On Jan 13, 12:58 pm, rossum <rossu...@xxxxxxxxxxxx> wrote:
On Fri, 11 Jan 2008 16:41:10 -0800 (PST), JSH <jst...@xxxxxxxxx>
wrote:

[snip]

Thanks for that. I have now revised my paper algorithm to incorporate
your comments:

James has given three equations:

y = +/- (1+2a^2)^(-1) z mod p (1)

z = (2a)^(-1) * (1 + 2a^2)k mod p (2)

k^2 = ((a^2)+1)^(-1) * (nT) mod p (3)

From these, together with help from James, I have tried to devise a
factoring algorithm.

We are given a T to factor. We pick a, n and p such that (3) will
give us a value for k. We can then use (2) to determine z and (1) to
determine two values for y. We try to find factors by looking at the
gcd of eight possible combinations of z, y and p with T.

Given a T to factor:

1 Set p <- 0, alpha <- 1 (alpha = a in the equations above)

2 Set n <- 0

3 Set n to the next value in the sequence 1, 101, 103, 107, ... (1
followed by odd primes > 100).

4 If p <= sqrt(nT) then pick a new prime p > sqrt(nT).

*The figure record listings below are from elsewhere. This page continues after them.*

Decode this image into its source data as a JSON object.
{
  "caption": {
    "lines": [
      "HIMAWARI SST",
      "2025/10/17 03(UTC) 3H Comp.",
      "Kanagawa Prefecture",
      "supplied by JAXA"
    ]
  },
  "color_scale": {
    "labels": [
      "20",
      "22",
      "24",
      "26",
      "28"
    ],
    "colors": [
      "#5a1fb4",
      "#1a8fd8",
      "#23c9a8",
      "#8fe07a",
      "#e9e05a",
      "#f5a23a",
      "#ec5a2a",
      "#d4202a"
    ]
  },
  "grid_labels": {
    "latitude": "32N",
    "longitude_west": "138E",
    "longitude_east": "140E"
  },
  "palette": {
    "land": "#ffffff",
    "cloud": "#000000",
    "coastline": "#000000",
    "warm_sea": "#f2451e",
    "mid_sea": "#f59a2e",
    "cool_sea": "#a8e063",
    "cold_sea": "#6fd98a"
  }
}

5 If the RHS of (3) is not a quadratic residue mod p go to step 3.

6 Using (3) determine a value for k. If gcd(k, nT) != 1 then
increment alpha by 1 and go to step 2.

7 Using (2) determine a value for z.

8 Using (1) determine the two values for y: y1 and y2.

9 Try gcd(z+y1, T), gcd(z-y1, T), gcd(z+y1-p, T), gcd(z-y1-p, T),
gcd(z+y2, T), gcd(z-y2, T), gcd(z+y2-p, T), gcd(z-y2-p, T) to see if a
proper factor of T is found. If a proper factor is found then return
it and exit.

10 Increment alpha by one and go to step 2.

Changes from previous version:

1. Allowed values for n have been changed.

2. Rather than fixing n and varying alpha I now have fixed alpha and
vary n to get a quadratic residue mod p at the RHS of equation (3).

3. I recalculate p if required after stepping n.

4. I use the modular version of equation (1) which gives two
possible values for y. I have increased the number of trial gcd's to
eight to use both values for y in the same four ways as in the
previous version.

Sounds good. Have fun.

Question for James:

At step 6, if I find that k is not coprime to nT, do I stick with the
same value of alpha and step n (= "go to step 3") or do I give up on
that alpha and move to the next value (= "increment alpha by 1 and go
to step 2")? Currently I am doing the latter.

Shouldn't matter. It just will not work at all if k is not coprime to
nT.

Thanks,

rossum

Yeah sure, no prob. I'm moving on from the factoring issues to
Diophantine equation solutions that follow from the factoring
congruences, but I'll keep checking this space.

James Harris

.